Study: Global fish stocks at risk from rising ocean acidity

North Sea cod

Carbon dioxide (CO2) emissions are making oceans more acidic and threatening all sea life, a new scientific report claims.

The eight-year study, called the “Biological Impacts of Ocean Acidification” and part of the German-led Bioacid program, finds that juvenile sea creatures will be especially harmed. This means, suggest the researchers, that the number of young cod growing to adulthood could fall to a quarter or even one-twelfth of today’s numbers.

The study incorporates the findings of more than 250 scientists. A brochure summarizing the main outcomes of the study will be presented to climate negotiators at their annual meeting next month in Bonn, Germany, the BBC reported.

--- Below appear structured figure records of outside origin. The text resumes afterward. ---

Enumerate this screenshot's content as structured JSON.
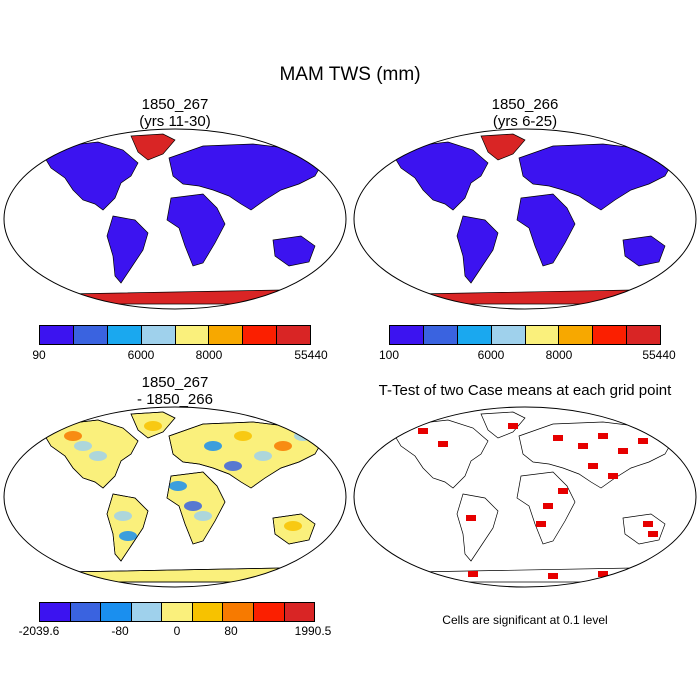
{
  "figure": {
    "title": "MAM TWS (mm)"
  },
  "panels": {
    "top_left": {
      "title": "1850_267\n(yrs 11-30)"
    },
    "top_right": {
      "title": "1850_266\n(yrs 6-25)"
    },
    "bottom_left": {
      "title": "1850_267\n- 1850_266"
    },
    "bottom_right": {
      "title": "T-Test of two Case means at each grid point"
    }
  },
  "colorbars": {
    "top_left": {
      "colors": [
        "#3c13f0",
        "#3a63e0",
        "#1aa8ef",
        "#9fd1ec",
        "#faf07c",
        "#f7a800",
        "#fb1f00",
        "#d92525"
      ],
      "ticks": [
        "90",
        "6000",
        "8000",
        "55440"
      ]
    },
    "top_right": {
      "colors": [
        "#3c13f0",
        "#3a63e0",
        "#1aa8ef",
        "#9fd1ec",
        "#faf07c",
        "#f7a800",
        "#fb1f00",
        "#d92525"
      ],
      "ticks": [
        "100",
        "6000",
        "8000",
        "55440"
      ]
    },
    "bottom_left": {
      "colors": [
        "#3c13f0",
        "#3a63e0",
        "#1a8fef",
        "#9fd1ec",
        "#faf07c",
        "#f7c200",
        "#f77a00",
        "#fb1f00",
        "#d92525"
      ],
      "ticks": [
        "-2039.6",
        "-80",
        "0",
        "80",
        "1990.5"
      ]
    }
  },
  "significance_note": "Cells are significant at 0.1 level",
  "map_colors": {
    "land_low": "#3c13f0",
    "ice_high": "#d92525",
    "diff_base": "#faf07c",
    "signif": "#e60000"
  }
}
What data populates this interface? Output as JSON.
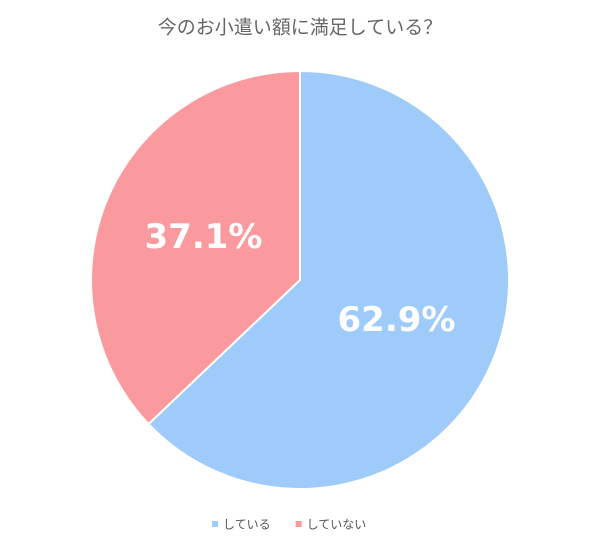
{
  "chart_data": {
    "type": "pie",
    "title": "今のお小遣い額に満足している？",
    "categories": [
      "している",
      "していない"
    ],
    "values": [
      62.9,
      37.1
    ],
    "value_labels": [
      "62.9%",
      "37.1%"
    ],
    "colors": [
      "#9ecbfa",
      "#fb9a9e"
    ]
  }
}
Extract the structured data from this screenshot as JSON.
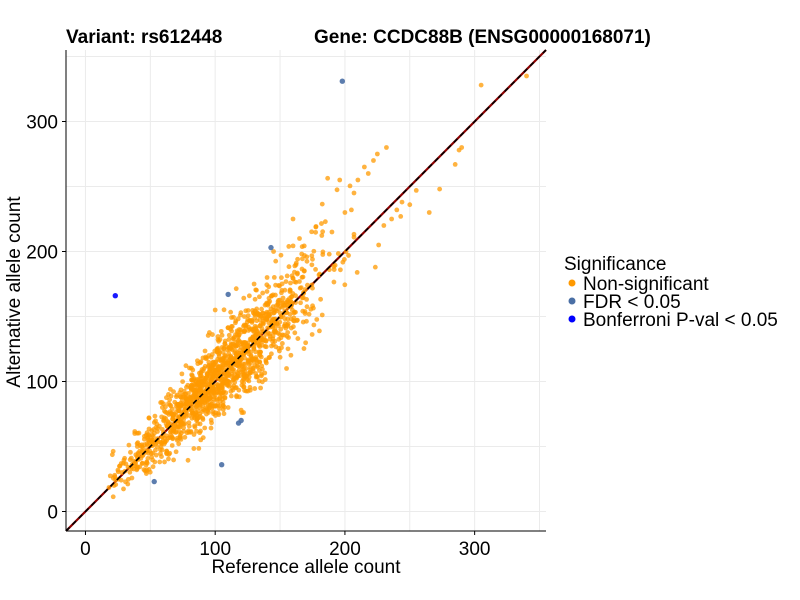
{
  "chart_data": {
    "type": "scatter",
    "title_left": "Variant: rs612448",
    "title_right": "Gene: CCDC88B (ENSG00000168071)",
    "xlabel": "Reference allele count",
    "ylabel": "Alternative allele count",
    "xlim": [
      -15,
      355
    ],
    "ylim": [
      -15,
      355
    ],
    "x_ticks": [
      0,
      100,
      200,
      300
    ],
    "y_ticks": [
      0,
      100,
      200,
      300
    ],
    "grid": true,
    "reference_line": {
      "slope": 1,
      "intercept": 0,
      "style": "dashed",
      "colors": [
        "#8b0000",
        "#000000"
      ]
    },
    "legend": {
      "title": "Significance",
      "position": "right",
      "entries": [
        {
          "label": "Non-significant",
          "color": "#ff9900"
        },
        {
          "label": "FDR < 0.05",
          "color": "#4a6fa5"
        },
        {
          "label": "Bonferroni P-val < 0.05",
          "color": "#0000ff"
        }
      ]
    },
    "series": [
      {
        "name": "Non-significant",
        "color": "#ff9900",
        "cluster": {
          "count": 1400,
          "x_min": 18,
          "x_max": 235,
          "noise_sd": 13,
          "seed": 7
        },
        "points": [
          {
            "x": 305,
            "y": 328
          },
          {
            "x": 340,
            "y": 335
          },
          {
            "x": 290,
            "y": 280
          },
          {
            "x": 288,
            "y": 278
          },
          {
            "x": 285,
            "y": 267
          },
          {
            "x": 273,
            "y": 248
          },
          {
            "x": 265,
            "y": 230
          },
          {
            "x": 255,
            "y": 247
          },
          {
            "x": 250,
            "y": 236
          },
          {
            "x": 244,
            "y": 238
          },
          {
            "x": 243,
            "y": 227
          },
          {
            "x": 240,
            "y": 232
          },
          {
            "x": 236,
            "y": 225
          },
          {
            "x": 232,
            "y": 280
          },
          {
            "x": 225,
            "y": 275
          },
          {
            "x": 222,
            "y": 270
          },
          {
            "x": 218,
            "y": 260
          },
          {
            "x": 215,
            "y": 265
          },
          {
            "x": 210,
            "y": 255
          },
          {
            "x": 207,
            "y": 245
          },
          {
            "x": 205,
            "y": 232
          },
          {
            "x": 200,
            "y": 230
          },
          {
            "x": 196,
            "y": 255
          },
          {
            "x": 190,
            "y": 215
          },
          {
            "x": 188,
            "y": 186
          },
          {
            "x": 230,
            "y": 220
          },
          {
            "x": 226,
            "y": 205
          },
          {
            "x": 180,
            "y": 182
          },
          {
            "x": 175,
            "y": 194
          },
          {
            "x": 165,
            "y": 210
          },
          {
            "x": 160,
            "y": 225
          },
          {
            "x": 145,
            "y": 200
          },
          {
            "x": 130,
            "y": 175
          },
          {
            "x": 28,
            "y": 30
          },
          {
            "x": 22,
            "y": 20
          },
          {
            "x": 40,
            "y": 50
          },
          {
            "x": 38,
            "y": 60
          },
          {
            "x": 52,
            "y": 45
          },
          {
            "x": 110,
            "y": 80
          },
          {
            "x": 120,
            "y": 78
          },
          {
            "x": 135,
            "y": 95
          },
          {
            "x": 155,
            "y": 110
          },
          {
            "x": 140,
            "y": 180
          },
          {
            "x": 100,
            "y": 155
          }
        ]
      },
      {
        "name": "FDR < 0.05",
        "color": "#4a6fa5",
        "points": [
          {
            "x": 198,
            "y": 331
          },
          {
            "x": 143,
            "y": 203
          },
          {
            "x": 110,
            "y": 167
          },
          {
            "x": 120,
            "y": 70
          },
          {
            "x": 118,
            "y": 68
          },
          {
            "x": 105,
            "y": 36
          },
          {
            "x": 53,
            "y": 23
          }
        ]
      },
      {
        "name": "Bonferroni P-val < 0.05",
        "color": "#0000ff",
        "points": [
          {
            "x": 23,
            "y": 166
          }
        ]
      }
    ]
  }
}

The report authors say some creatures may benefit directly from the chemical changes, but that even these could still be adversely affected indirectly by shifts in the food web. The research further shows that changes through acidification will be made worse by climate change, pollution, coastal development, overfishing, and agricultural fertilizers.

Since 2009, scientists working under the Bioacid program have studied how marine creatures are affected by acidification during different life stages; how these reactions reverberate through the marine food web; and whether the challenges can be mitigated by evolutionary adaptation.

Some research was conducted in the lab but other studies were conducted in the North Sea, the Baltic, the Arctic, and Papua New Guinea.

Ocean acidification is happening because as CO2 from fossil fuels dissolves in seawater, it produces carbonic acid and this lowers the pH of the water.